Passive: Lay down on your bed, with both hands placed under your head. Have your family member place one hand on your hip and one hand on your shoulder and start rocking. Ensure the rocking movement is as gentle or as fast as you like. The most important thing is that the movement is done rhythmically. Both hands should be moving at the same time and pace.

Active: Lay down on your side in bed, with your hands placed under your head. Gently rock your body from side to side. Imagine someone has placed their hands on your hip and shoulder; the movement should be originating from those to places only. You’ll notice that your entire body will slightly rock.

This movement targets the area of our brain known as the limbic system. The limbic system is the part of the brain involved in our behavioral and emotional responses – such as our fight or flight response. Basically, it means that this movement will help calm you down and relax your body.

You don’t need to do too much of this rocking.  Stop when you feel like you’ve done enough (just a minute or two)!

  1. Core Breathing

This a brilliant technique to stimulate a Chapman’s reflex point. It opens up your diaphragm and allows you to take in more oxygen. My sister-in-law had felt that baby was taking up her breathing space, but once activating the Chapman’s point, she straight away felt that she had more room to breathe.

My sister, who had been suffering with persistent nightly asthma attacks, found that doing this exercise relieved her symptoms; the night after we completed the exercise was the first time that week she hadn’t had an attack.

Personally, I do it on myself all the time. Interestingly, the first time I did it, it took me until the next day to feel a difference in my breathing.

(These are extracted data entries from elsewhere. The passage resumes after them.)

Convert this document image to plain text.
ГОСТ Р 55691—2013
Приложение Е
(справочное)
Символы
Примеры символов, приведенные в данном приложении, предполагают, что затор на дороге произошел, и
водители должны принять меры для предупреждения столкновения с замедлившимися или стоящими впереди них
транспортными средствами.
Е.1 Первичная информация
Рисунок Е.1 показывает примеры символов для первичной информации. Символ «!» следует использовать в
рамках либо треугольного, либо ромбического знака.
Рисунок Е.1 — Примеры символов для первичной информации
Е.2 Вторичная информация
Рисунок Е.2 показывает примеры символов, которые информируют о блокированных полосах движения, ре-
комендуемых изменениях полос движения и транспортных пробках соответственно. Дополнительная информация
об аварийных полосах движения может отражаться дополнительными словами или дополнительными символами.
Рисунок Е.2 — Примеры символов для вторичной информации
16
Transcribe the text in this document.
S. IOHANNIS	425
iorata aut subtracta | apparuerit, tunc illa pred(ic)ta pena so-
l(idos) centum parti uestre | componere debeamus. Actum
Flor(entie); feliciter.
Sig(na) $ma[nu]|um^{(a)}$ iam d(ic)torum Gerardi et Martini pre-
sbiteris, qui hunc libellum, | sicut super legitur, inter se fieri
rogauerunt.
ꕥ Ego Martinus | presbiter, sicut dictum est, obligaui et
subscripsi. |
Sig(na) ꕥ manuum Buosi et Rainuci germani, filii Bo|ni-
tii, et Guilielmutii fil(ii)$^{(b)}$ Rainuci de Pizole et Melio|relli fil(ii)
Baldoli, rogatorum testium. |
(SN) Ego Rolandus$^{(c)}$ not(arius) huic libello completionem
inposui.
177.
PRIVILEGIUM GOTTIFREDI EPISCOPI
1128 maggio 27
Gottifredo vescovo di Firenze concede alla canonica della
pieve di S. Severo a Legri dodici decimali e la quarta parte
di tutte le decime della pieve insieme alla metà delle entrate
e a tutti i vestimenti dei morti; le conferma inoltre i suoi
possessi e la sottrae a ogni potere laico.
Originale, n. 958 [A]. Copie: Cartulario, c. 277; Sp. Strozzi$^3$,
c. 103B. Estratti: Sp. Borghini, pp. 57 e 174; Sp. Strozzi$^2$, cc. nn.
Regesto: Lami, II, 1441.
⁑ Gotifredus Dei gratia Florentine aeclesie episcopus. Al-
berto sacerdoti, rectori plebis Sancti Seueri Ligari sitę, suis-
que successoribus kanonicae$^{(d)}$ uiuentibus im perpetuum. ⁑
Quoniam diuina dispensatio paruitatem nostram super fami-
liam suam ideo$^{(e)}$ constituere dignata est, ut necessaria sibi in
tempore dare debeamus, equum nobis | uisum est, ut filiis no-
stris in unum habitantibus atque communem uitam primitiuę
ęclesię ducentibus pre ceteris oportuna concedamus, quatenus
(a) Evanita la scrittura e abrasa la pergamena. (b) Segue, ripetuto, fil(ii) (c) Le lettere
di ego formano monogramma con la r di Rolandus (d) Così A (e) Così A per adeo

Other advantages to diaphragmic breather include:

  • Lowering of heart rate and blood pressure
  • Reduces stress hormone
  • Increases energy and motivation
  • Increases blood oxygen
  • Decrease muscle tension
  • Helps with constipation! – Activating the diaphragm actually causes a gentle massaging action allowing the blood and lymph that flows through the abdomen. Due to this, you’ll feel as if your stomach is getting a bit warm. This is actually an indication that peristalsis (contractions of the intestine) has begun to move the food through the intestines.
  • Helps with diarrhoea – The same massaging action of the internal breath, calms down the ‘cramping’ feeling that you get that leads to an urgency to use the bathroom!
  1. The Clam exercise

You may well have heard of this exercise from your doula, midwife or a pre-natal class.

This exercise helps stabilize your pelvis, and strengthen your gluteus medius (the gluteal muscle that goes around the side of your hip and the edge of your butt). The general strengthening and stability of your hips is super important for labour as they’ll in turn help protect your lower back!

  1. Lie down on your side, with your arm extended out under your head, and your other arm resting on your body or the floor in front of you.
  2. Bend your knees so they’re at a 45 degree angle and keep your heels together.
  3. Breathe in, lightly pull your tummy in (you want baby bump to come in toward your spine). Breathe out, and raise the knee that’s ‘on top’ off the floor, whilst keeping your heels together. Raise your knee as far as you can, without moving your pelvis, your hips or your lower leg.
  4. Breathe in again to lower your leg. Do it about 10 times on each side (or to be honest, as many as you can!)

Good luck & remember – your body is so much stronger than you believe!